Many towboats have all of the latest inventions for quick and safe travelling in water that is often more tricky than the open sea. There’s a lot of traffic to watch out for on the Mississippi, and the river sweeps around in many bends. Mud collects on the river bottom, so the captain can’t always know how deep the water is going to be. Uprooted trees and other big things that could damage vessels often come floating downstream. And when it’s pitch dark, or when a thick fog hangs over the water, all these problems get much worse.

Radar is one of the inventions that help towboats avoid danger. Radar sends out radio waves which bounce back to the towboat from anything they hit. In the towboat’s pilothouse is a radarscope, which is a little like a television screen. The returning radio waves show up as spots of light called pips on the radarscope. By looking at the pips, the pilot can locate the shores of the river, other vessels, floating trees and anything else that’s dangerous.

Another wonderful invention, called a depth recorder, tells the pilot how deep the water is under the head barge in his tow. If the river seems to be getting shallow, he can steer the whole tow into safer water. The depth recorder works by sending out sound waves and making a record of them when they bounce back from the river bottom.

In the old days, river craft had a leadman who measured depth with a line tied to a lead weight. Knots and pieces of leather marked the line. Even at night the leadman could tell by feel how deep the water was. For instance, if his fingers felt that the line was wet up to a place where there were two strips of leather, he would know that two fathoms (twelve feet) of water lay underneath. Two markers at two fathoms. “By the mark twain,” the leadman would call out to the captain.

There was once a Mississippi River pilot named Samuel Clemens who, like all pilots, loved to hear that call. It meant that there was enough water to keep his vessel afloat. Later, when he began to write books, he signed them with the name Mark Twain.

In Mark Twain’s time, the Mississippi River boats were driven by huge paddle wheels. As the wood-burning steam engine turned the wheels, the paddles pushed against the water and shoved the boat forward.

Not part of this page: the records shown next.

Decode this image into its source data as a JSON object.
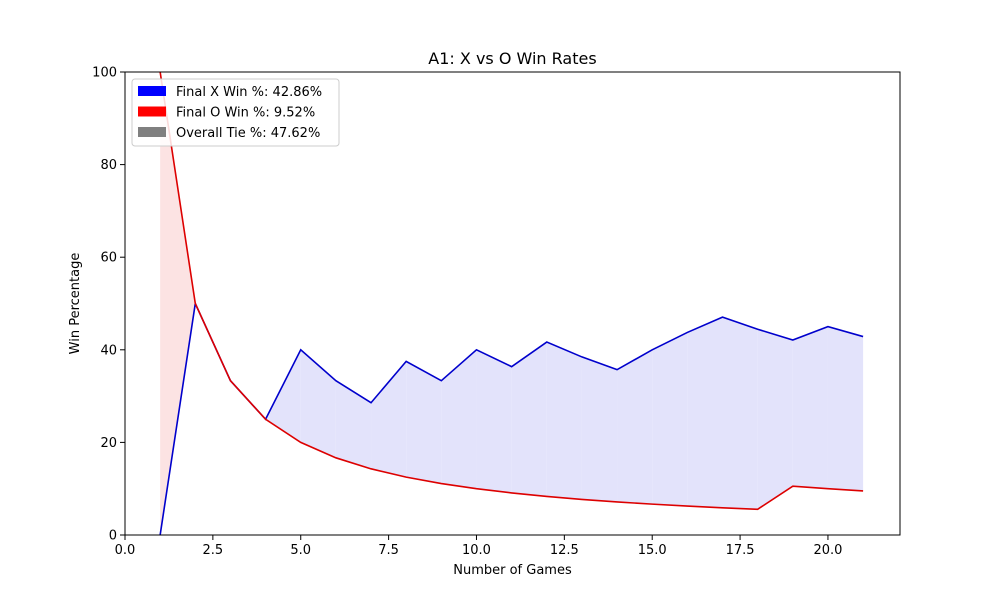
{
  "chart_data": {
    "type": "line",
    "title": "A1: X vs O Win Rates",
    "xlabel": "Number of Games",
    "ylabel": "Win Percentage",
    "xlim": [
      0,
      22.05
    ],
    "ylim": [
      0,
      100
    ],
    "x_ticks": [
      "0.0",
      "2.5",
      "5.0",
      "7.5",
      "10.0",
      "12.5",
      "15.0",
      "17.5",
      "20.0"
    ],
    "y_ticks": [
      "0",
      "20",
      "40",
      "60",
      "80",
      "100"
    ],
    "grid": false,
    "legend_position": "top-left",
    "x": [
      1,
      2,
      3,
      4,
      5,
      6,
      7,
      8,
      9,
      10,
      11,
      12,
      13,
      14,
      15,
      16,
      17,
      18,
      19,
      20,
      21
    ],
    "series": [
      {
        "key": "x_win",
        "color": "#0000cc",
        "values": [
          0,
          50,
          33.33,
          25,
          40,
          33.33,
          28.57,
          37.5,
          33.33,
          40,
          36.36,
          41.67,
          38.46,
          35.71,
          40,
          43.75,
          47.06,
          44.44,
          42.11,
          45,
          42.86
        ]
      },
      {
        "key": "o_win",
        "color": "#dd0000",
        "values": [
          100,
          50,
          33.33,
          25,
          20,
          16.67,
          14.29,
          12.5,
          11.11,
          10,
          9.09,
          8.33,
          7.69,
          7.14,
          6.67,
          6.25,
          5.88,
          5.56,
          10.53,
          10,
          9.52
        ]
      }
    ],
    "fill_between": {
      "upper_color": "#e3e3fb",
      "lower_color": "#fce3e3"
    },
    "legend": [
      {
        "label": "Final X Win %: 42.86%",
        "color": "#0000ff"
      },
      {
        "label": "Final O Win %: 9.52%",
        "color": "#ff0000"
      },
      {
        "label": "Overall Tie %: 47.62%",
        "color": "#808080"
      }
    ]
  }
}
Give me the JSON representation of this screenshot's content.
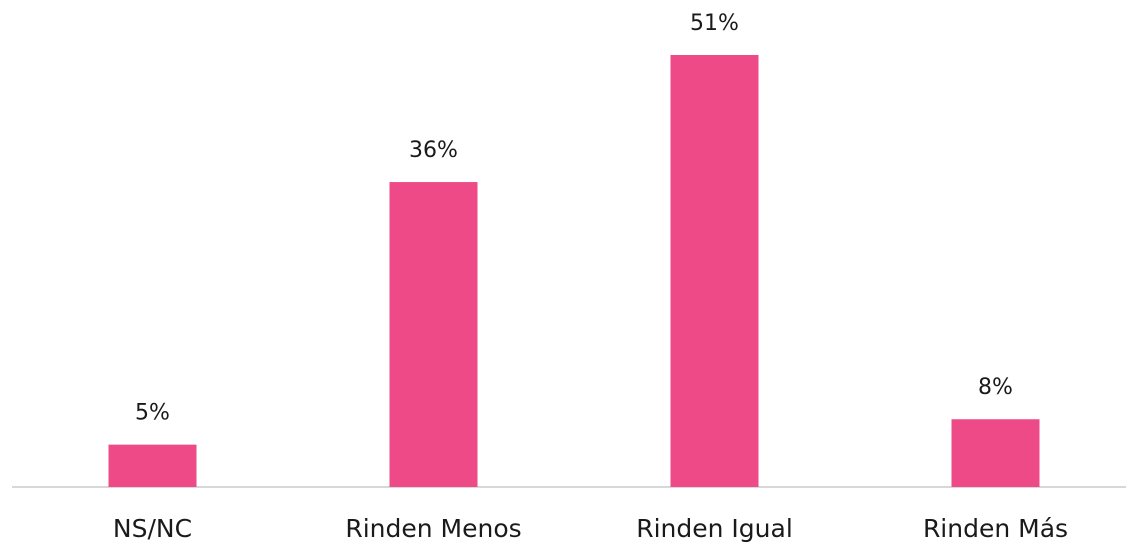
{
  "chart_data": {
    "type": "bar",
    "categories": [
      "NS/NC",
      "Rinden Menos",
      "Rinden Igual",
      "Rinden Más"
    ],
    "values": [
      5,
      36,
      51,
      8
    ],
    "value_labels": [
      "5%",
      "36%",
      "51%",
      "8%"
    ],
    "color": "#ee4a87"
  }
}
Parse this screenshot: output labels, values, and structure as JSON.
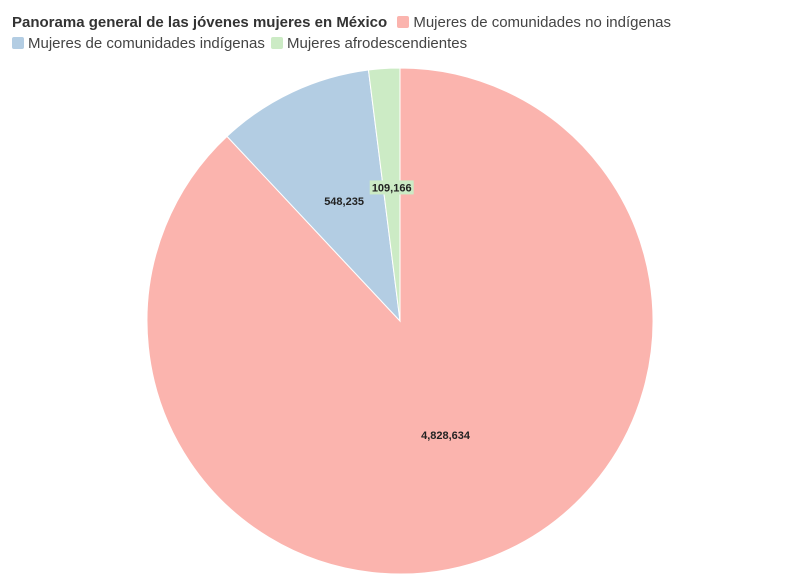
{
  "chart_data": {
    "type": "pie",
    "title": "Panorama general de las jóvenes mujeres en México",
    "legend_position": "top-left",
    "slices": [
      {
        "name": "Mujeres de comunidades no indígenas",
        "value": 4828634,
        "label": "4,828,634",
        "color": "#fbb4ae"
      },
      {
        "name": "Mujeres de comunidades indígenas",
        "value": 548235,
        "label": "548,235",
        "color": "#b3cde3"
      },
      {
        "name": "Mujeres afrodescendientes",
        "value": 109166,
        "label": "109,166",
        "color": "#ccebc5"
      }
    ]
  }
}
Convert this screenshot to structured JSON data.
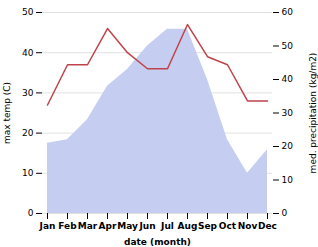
{
  "chart_data": {
    "type": "line",
    "xlabel": "date (month)",
    "ylabel": "max temp (C)",
    "y2label": "med. precipitation (kg/m2)",
    "categories": [
      "Jan",
      "Feb",
      "Mar",
      "Apr",
      "May",
      "Jun",
      "Jul",
      "Aug",
      "Sep",
      "Oct",
      "Nov",
      "Dec"
    ],
    "series": [
      {
        "type": "area",
        "color": "#c5cef0",
        "axis": "y2",
        "values": [
          21,
          22,
          28,
          38,
          43,
          50,
          55,
          55,
          40,
          22,
          12,
          19
        ]
      },
      {
        "type": "line",
        "color": "#c0424a",
        "values": [
          27,
          37,
          37,
          46,
          40,
          36,
          36,
          47,
          39,
          37,
          28,
          28
        ]
      }
    ],
    "ylim": [
      0,
      50
    ],
    "yticks": [
      0,
      10,
      20,
      30,
      40,
      50
    ],
    "y2lim": [
      0,
      60
    ],
    "y2ticks": [
      0,
      10,
      20,
      30,
      40,
      50,
      60
    ],
    "grid": true
  }
}
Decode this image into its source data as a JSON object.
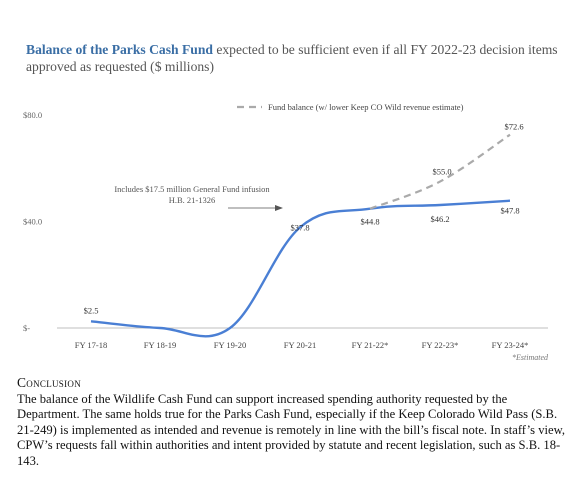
{
  "title_lead": "Balance of the Parks Cash Fund",
  "title_rest": " expected to be sufficient even if all FY 2022-23 decision items approved as requested ($ millions)",
  "chart_data": {
    "type": "line",
    "categories": [
      "FY 17-18",
      "FY 18-19",
      "FY 19-20",
      "FY 20-21",
      "FY 21-22*",
      "FY 22-23*",
      "FY 23-24*"
    ],
    "y_ticks": [
      "$80.0",
      "$40.0",
      "$-"
    ],
    "ylim": [
      0,
      80
    ],
    "series": [
      {
        "name": "",
        "color": "#4a7fd4",
        "style": "solid",
        "values": [
          2.5,
          0,
          0,
          37.8,
          44.8,
          46.2,
          47.8
        ],
        "labels": [
          "$2.5",
          "",
          "",
          "$37.8",
          "$44.8",
          "$46.2",
          "$47.8"
        ]
      },
      {
        "name": "Fund balance (w/ lower Keep CO Wild revenue estimate)",
        "color": "#aaaaaa",
        "style": "dashed",
        "values": [
          null,
          null,
          null,
          null,
          44.8,
          55.0,
          72.6
        ],
        "labels": [
          "",
          "",
          "",
          "",
          "",
          "$55.0",
          "$72.6"
        ]
      }
    ],
    "annotation": [
      "Includes $17.5 million General Fund infusion",
      "H.B. 21-1326"
    ],
    "footnote": "*Estimated",
    "legend_position": "top-right",
    "grid": false
  },
  "conclusion": {
    "heading": "Conclusion",
    "body": "The balance of the Wildlife Cash Fund can support increased spending authority requested by the Department. The same holds true for the Parks Cash Fund, especially if the Keep Colorado Wild Pass (S.B. 21-249) is implemented as intended and revenue is remotely in line with the bill’s fiscal note. In staff’s view, CPW’s requests fall within authorities and intent provided by statute and recent legislation, such as S.B. 18-143."
  }
}
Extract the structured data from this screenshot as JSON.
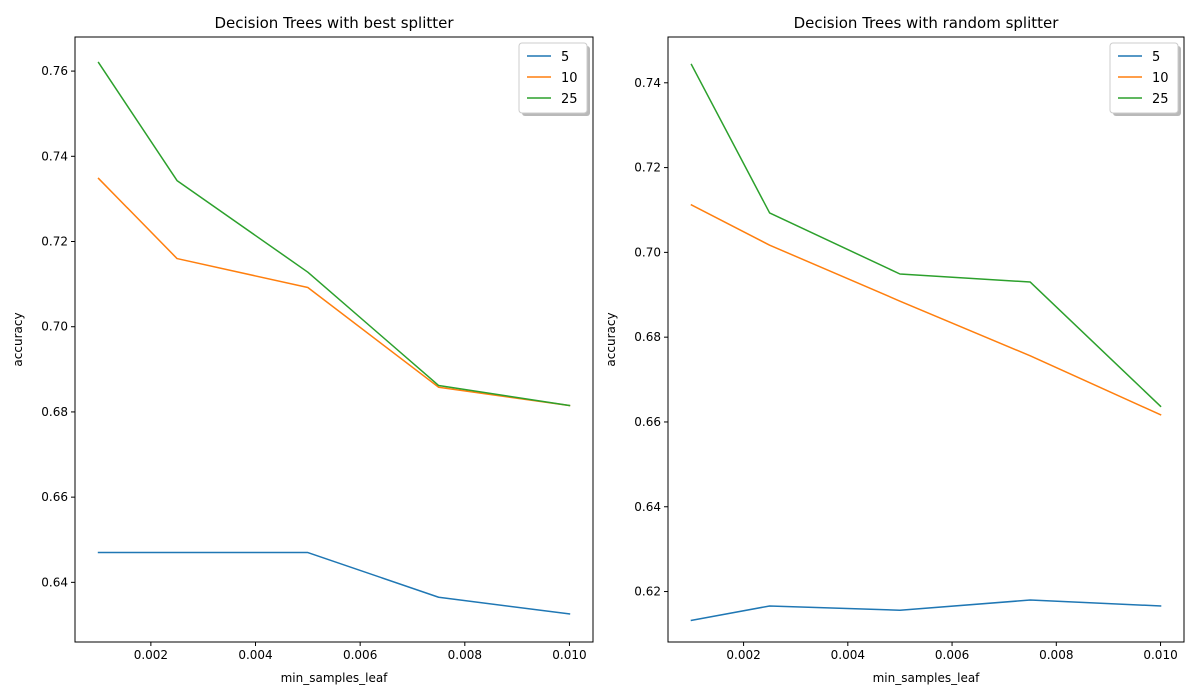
{
  "figure": {
    "background": "#ffffff"
  },
  "chart_data": [
    {
      "type": "line",
      "title": "Decision Trees with best splitter",
      "xlabel": "min_samples_leaf",
      "ylabel": "accuracy",
      "x": [
        0.001,
        0.0025,
        0.005,
        0.0075,
        0.01
      ],
      "xlim": [
        0.00055,
        0.01045
      ],
      "ylim": [
        0.626,
        0.768
      ],
      "xticks": [
        0.002,
        0.004,
        0.006,
        0.008,
        0.01
      ],
      "xtick_labels": [
        "0.002",
        "0.004",
        "0.006",
        "0.008",
        "0.010"
      ],
      "yticks": [
        0.64,
        0.66,
        0.68,
        0.7,
        0.72,
        0.74,
        0.76
      ],
      "ytick_labels": [
        "0.64",
        "0.66",
        "0.68",
        "0.70",
        "0.72",
        "0.74",
        "0.76"
      ],
      "grid": false,
      "legend_position": "top-right",
      "series": [
        {
          "name": "5",
          "color": "#1f77b4",
          "values": [
            0.647,
            0.647,
            0.647,
            0.6365,
            0.6326
          ]
        },
        {
          "name": "10",
          "color": "#ff7f0e",
          "values": [
            0.7348,
            0.716,
            0.7092,
            0.6858,
            0.6815
          ]
        },
        {
          "name": "25",
          "color": "#2ca02c",
          "values": [
            0.762,
            0.7343,
            0.7128,
            0.6862,
            0.6815
          ]
        }
      ]
    },
    {
      "type": "line",
      "title": "Decision Trees with random splitter",
      "xlabel": "min_samples_leaf",
      "ylabel": "accuracy",
      "x": [
        0.001,
        0.0025,
        0.005,
        0.0075,
        0.01
      ],
      "xlim": [
        0.00055,
        0.01045
      ],
      "ylim": [
        0.6081,
        0.7508
      ],
      "xticks": [
        0.002,
        0.004,
        0.006,
        0.008,
        0.01
      ],
      "xtick_labels": [
        "0.002",
        "0.004",
        "0.006",
        "0.008",
        "0.010"
      ],
      "yticks": [
        0.62,
        0.64,
        0.66,
        0.68,
        0.7,
        0.72,
        0.74
      ],
      "ytick_labels": [
        "0.62",
        "0.64",
        "0.66",
        "0.68",
        "0.70",
        "0.72",
        "0.74"
      ],
      "grid": false,
      "legend_position": "top-right",
      "series": [
        {
          "name": "5",
          "color": "#1f77b4",
          "values": [
            0.6132,
            0.6166,
            0.6156,
            0.618,
            0.6166
          ]
        },
        {
          "name": "10",
          "color": "#ff7f0e",
          "values": [
            0.7112,
            0.7017,
            0.6885,
            0.6756,
            0.6617
          ]
        },
        {
          "name": "25",
          "color": "#2ca02c",
          "values": [
            0.7443,
            0.7093,
            0.6949,
            0.693,
            0.6637
          ]
        }
      ]
    }
  ]
}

Steam engines began working in rivers very quickly after the first successful paddle boat, the Clermont, proved that she could push upstream. River boatmen needed engines more than seafaring men did, because winds seldom blow upstream as they do on the Nile.

Before there were paddleboats, men took cargo down the Mississippi in keelboats. Then they had to get the boats up-river again almost entirely by muscle-power. Pushing against the bottom with poles, or pulling with ropes from the shore, river boatmen worked the whole way up from New Orleans to Pittsburgh.